Terapeuta — Instituto Ítalo Marsili

CRM 52-0120704-0

Sobre a Dra. Mayara

Cuidado médico com escuta, profundidade e direção prática

Médica e biomédica formada pela Universidade Federal do Rio de Janeiro, com pós-graduação em Psiquiatria pelo Instituto Ciências da Mente, sob direção do Dr. Ítalo Marsili.

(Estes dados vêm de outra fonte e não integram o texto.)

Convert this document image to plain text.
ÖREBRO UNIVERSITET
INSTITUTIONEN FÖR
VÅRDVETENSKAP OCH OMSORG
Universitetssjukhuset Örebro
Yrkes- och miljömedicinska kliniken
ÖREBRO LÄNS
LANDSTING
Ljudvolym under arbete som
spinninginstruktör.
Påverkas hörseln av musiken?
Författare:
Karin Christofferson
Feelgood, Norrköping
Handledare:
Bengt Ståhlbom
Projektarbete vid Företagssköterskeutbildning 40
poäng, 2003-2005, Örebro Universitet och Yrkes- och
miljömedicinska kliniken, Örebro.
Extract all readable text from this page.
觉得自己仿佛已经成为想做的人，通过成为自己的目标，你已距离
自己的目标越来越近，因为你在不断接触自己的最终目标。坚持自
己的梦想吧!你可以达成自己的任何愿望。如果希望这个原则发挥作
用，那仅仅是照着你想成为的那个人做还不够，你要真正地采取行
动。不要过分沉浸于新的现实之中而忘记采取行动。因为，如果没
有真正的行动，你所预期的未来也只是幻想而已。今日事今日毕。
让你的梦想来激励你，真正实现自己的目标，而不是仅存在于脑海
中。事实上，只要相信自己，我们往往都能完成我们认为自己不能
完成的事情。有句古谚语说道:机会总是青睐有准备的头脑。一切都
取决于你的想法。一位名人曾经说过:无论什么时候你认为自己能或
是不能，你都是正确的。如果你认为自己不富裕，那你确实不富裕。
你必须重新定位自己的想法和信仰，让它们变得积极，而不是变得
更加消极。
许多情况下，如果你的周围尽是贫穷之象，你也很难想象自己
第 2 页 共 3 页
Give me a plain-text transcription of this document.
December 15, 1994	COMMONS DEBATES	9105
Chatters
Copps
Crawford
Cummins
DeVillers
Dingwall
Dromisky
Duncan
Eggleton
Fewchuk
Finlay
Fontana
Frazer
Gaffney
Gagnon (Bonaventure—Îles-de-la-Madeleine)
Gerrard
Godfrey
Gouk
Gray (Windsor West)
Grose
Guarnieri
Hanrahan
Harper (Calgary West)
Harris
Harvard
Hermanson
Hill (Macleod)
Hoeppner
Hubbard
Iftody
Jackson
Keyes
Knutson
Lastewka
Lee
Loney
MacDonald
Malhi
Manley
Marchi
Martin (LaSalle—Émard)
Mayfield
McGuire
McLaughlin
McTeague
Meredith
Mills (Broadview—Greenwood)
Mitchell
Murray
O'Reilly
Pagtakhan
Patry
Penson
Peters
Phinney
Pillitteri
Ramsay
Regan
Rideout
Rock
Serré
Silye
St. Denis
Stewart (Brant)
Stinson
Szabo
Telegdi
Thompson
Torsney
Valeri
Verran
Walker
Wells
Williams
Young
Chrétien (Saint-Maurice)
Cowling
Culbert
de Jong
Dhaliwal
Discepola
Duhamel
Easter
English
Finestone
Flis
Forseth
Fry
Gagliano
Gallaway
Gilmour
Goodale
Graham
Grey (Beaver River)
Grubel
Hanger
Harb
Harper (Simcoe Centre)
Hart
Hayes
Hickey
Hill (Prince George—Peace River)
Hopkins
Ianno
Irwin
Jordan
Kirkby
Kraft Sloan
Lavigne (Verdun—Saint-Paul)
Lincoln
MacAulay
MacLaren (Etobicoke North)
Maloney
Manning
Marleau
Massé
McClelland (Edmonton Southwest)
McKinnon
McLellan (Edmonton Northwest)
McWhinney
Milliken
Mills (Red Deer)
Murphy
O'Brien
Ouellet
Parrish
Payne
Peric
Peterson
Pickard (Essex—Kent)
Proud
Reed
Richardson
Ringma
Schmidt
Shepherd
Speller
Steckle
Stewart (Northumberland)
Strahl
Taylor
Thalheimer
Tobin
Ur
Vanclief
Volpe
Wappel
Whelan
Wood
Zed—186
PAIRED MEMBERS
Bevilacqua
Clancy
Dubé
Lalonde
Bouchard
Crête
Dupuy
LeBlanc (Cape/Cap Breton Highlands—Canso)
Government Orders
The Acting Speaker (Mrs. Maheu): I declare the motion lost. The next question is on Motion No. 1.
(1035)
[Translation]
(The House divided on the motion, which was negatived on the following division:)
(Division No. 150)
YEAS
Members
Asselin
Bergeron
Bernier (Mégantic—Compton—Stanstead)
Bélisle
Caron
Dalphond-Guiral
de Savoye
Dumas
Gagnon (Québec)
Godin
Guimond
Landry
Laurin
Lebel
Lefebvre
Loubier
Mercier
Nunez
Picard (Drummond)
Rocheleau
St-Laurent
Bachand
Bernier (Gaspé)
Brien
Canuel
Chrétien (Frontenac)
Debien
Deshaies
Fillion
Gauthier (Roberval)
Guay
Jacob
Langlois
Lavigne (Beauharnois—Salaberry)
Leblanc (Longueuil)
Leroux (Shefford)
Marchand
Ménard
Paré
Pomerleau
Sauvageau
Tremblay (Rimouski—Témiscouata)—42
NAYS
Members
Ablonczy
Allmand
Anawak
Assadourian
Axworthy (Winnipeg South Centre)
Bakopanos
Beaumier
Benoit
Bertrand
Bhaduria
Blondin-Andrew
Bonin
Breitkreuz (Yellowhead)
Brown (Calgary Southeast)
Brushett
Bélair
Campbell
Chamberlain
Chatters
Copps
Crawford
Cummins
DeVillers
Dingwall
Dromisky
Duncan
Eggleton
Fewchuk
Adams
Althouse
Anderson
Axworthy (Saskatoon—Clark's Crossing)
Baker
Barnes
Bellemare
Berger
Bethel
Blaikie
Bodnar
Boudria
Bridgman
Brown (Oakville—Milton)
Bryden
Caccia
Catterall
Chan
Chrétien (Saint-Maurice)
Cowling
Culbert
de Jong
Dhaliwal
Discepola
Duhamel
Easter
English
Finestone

Há mais de cinco anos, dedica sua carreira ao cuidado da saúde da mente, do comportamento humano e do estilo de vida.

Sua trajetória nasceu da busca por compreender o ser humano de forma integral: não apenas seus sintomas, mas sua história, seus vínculos, seus hábitos, seu corpo, suas emoções, suas escolhas e a forma como sustenta a própria vida.

Como terapeuta pelo Instituto Ítalo Marsili, une raciocínio médico, escuta clínica, compreensão emocional e análise comportamental — oferecendo um atendimento humanizado, estratégico e personalizado.

Perguntas frequentes

Por que o TDAH em mulheres costuma ser diagnosticado tarde?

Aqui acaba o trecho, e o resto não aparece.